Types of IRAs
Also known as a contributory IRA, this is an IRA account funded with your earnings. Depending on your income, you may be able to deduct some or all of the contribution you make to your traditional IRA. There is a limit on contributions which changes annually. For 2008, the maximum contribution is $5,000 (people age 50 and older can contribute and extra $1,000, woohoo)!
Note that the State tax IRA differently--some have rules that mimic the federal rules while other states wont allow you to deduct any of your IRA contributions (but of course, you pay no State income tax when you withdraw funds later).
The term rollover IRA usually means funds that were transferred from a company plan such as a 401k, profit sharing or pension plan.
Similar to a traditional IRA, a Roth account is funded with your after tax earnings However, no part of your Roth contributions are deductible but all withdrawals form your Roth are tax free. For most every worker, funding a Roth IRA is far superior than a traditional IRA.
For 2008, contributions up to $5,000 are allowed ($10,000 for couples), subject to phaseout between adjusted gross income of $101,000 and $116,000 for singles ($159,000 and $169,000 for joint filers). Note that for self employed, you may have a self employed retirement plan yet the same thresholds apply even if you have a SEP, 401(k) or Keogh plan (and even if your spouse is covered by a retirement plan through work of self-employment). So you can contribute the max to your SEP, 401(k) or Keogh anan additional $5,000 (or $10,000) into a Roth IRA. You may contribute an additional $1,000 as a "catch up" if you will be 50 or older at year end. So can your spouse if he or she passes the age test.

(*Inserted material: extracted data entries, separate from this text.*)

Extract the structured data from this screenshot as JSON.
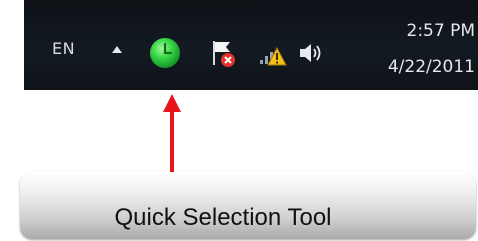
{
  "taskbar": {
    "language": "EN",
    "show_hidden_icon": "triangle-up-icon",
    "tray_icons": [
      "quick-selection-tool-icon",
      "action-center-flag-icon",
      "network-warning-icon",
      "speaker-icon"
    ],
    "clock": {
      "time": "2:57 PM",
      "date": "4/22/2011"
    }
  },
  "callout": {
    "label": "Quick Selection Tool",
    "arrow_color": "#e8141b"
  },
  "colors": {
    "taskbar_bg": "#10151c",
    "tool_icon": "#3ddc4a",
    "flag_red": "#e0322a",
    "warning_yellow": "#f2c21a"
  }
}
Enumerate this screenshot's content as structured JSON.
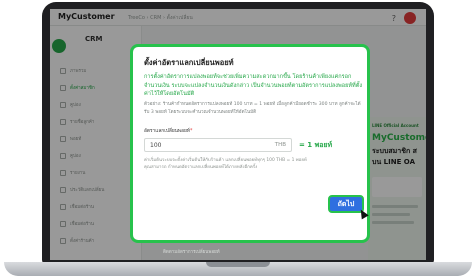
{
  "app": {
    "name": "MyCustomer",
    "breadcrumb": "TreeCo › CRM › ตั้งค่าเปลี่ยน"
  },
  "sidebar": {
    "title": "CRM",
    "items": [
      {
        "label": "ภาพรวม",
        "active": false
      },
      {
        "label": "ตั้งค่าสมาชิก",
        "active": true
      },
      {
        "label": "คูปอง",
        "active": false
      },
      {
        "label": "รายชื่อลูกค้า",
        "active": false
      },
      {
        "label": "พอยท์",
        "active": false
      },
      {
        "label": "คูปอง",
        "active": false
      },
      {
        "label": "รายงาน",
        "active": false
      },
      {
        "label": "ประวัติแลกเปลี่ยน",
        "active": false
      },
      {
        "label": "เชื่อมต่อร้าน",
        "active": false
      },
      {
        "label": "เชื่อมต่อร้าน",
        "active": false
      },
      {
        "label": "ตั้งค่าร้านค้า",
        "active": false
      }
    ]
  },
  "promo": {
    "tag": "LINE Official Account",
    "heading": "MyCustome",
    "line1": "ระบบสมาชิก ส",
    "line2": "บน LINE OA"
  },
  "overlay": {
    "footer": "ติดตามอัตราการเปลี่ยนพอยท์"
  },
  "modal": {
    "title": "ตั้งค่าอัตราแลกเปลี่ยนพอยท์",
    "intro": "การตั้งค่าอัตราการแปลงพอยท์จะช่วยเพิ่มความสะดวกมากขึ้น โดยร้านค้าเพียงแค่กรอกจำนวนเงิน ระบบจะแปลงจำนวนเงินดังกล่าว เป็นจำนวนพอยท์ตามอัตราการแปลงพอยท์ที่ตั้งค่าไว้ให้โดยอัตโนมัติ",
    "example": "ตัวอย่าง: ร้านค้ากำหนดอัตราการแปลงพอยท์ 100 บาท = 1 พอยท์ เมื่อลูกค้ามียอดชำระ 300 บาท ลูกค้าจะได้รับ 3 พอยท์ โดยระบบจะคำนวณจำนวนพอยท์ให้อัตโนมัติ",
    "field_label": "อัตราแลกเปลี่ยนพอยท์",
    "required_mark": "*",
    "input_value": "100",
    "input_unit": "THB",
    "equals_text": "= 1 พอยท์",
    "help": "ค่าเริ่มต้นระบบจะตั้งค่าเริ่มต้นให้กับร้านค้า แลกเปลี่ยนพอยท์ทุกๆ 100 THB = 1 พอยท์ คุณสามารถ กำหนดอัตราแลกเปลี่ยนพอยท์ได้ภายหลังอีกครั้ง",
    "next_label": "ถัดไป"
  }
}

The SEP IRA is for self employed individuals and small business owners and the contribution limits are much higher than traditional or Roth IRAs. In 2008 a SEP IRA has a contribution limit of $46,000. Contributions to a SEP IRA are generally 100% tax deductible and investment earnings in a SEP IRA grow taxed deferred.
A SEP IRA has broad appeal due to its high annual contribution limits, completely discretionary and flexible annual contributions and minimal administration. SEP IRA plans can be established by a one person business or by a business owner with employees
Most frequently a SEP IRA is established by a business owner without employees and is discussed in detail below.
In special situations a SEP IRA may be an ideal retirement plan for a business owner with employees.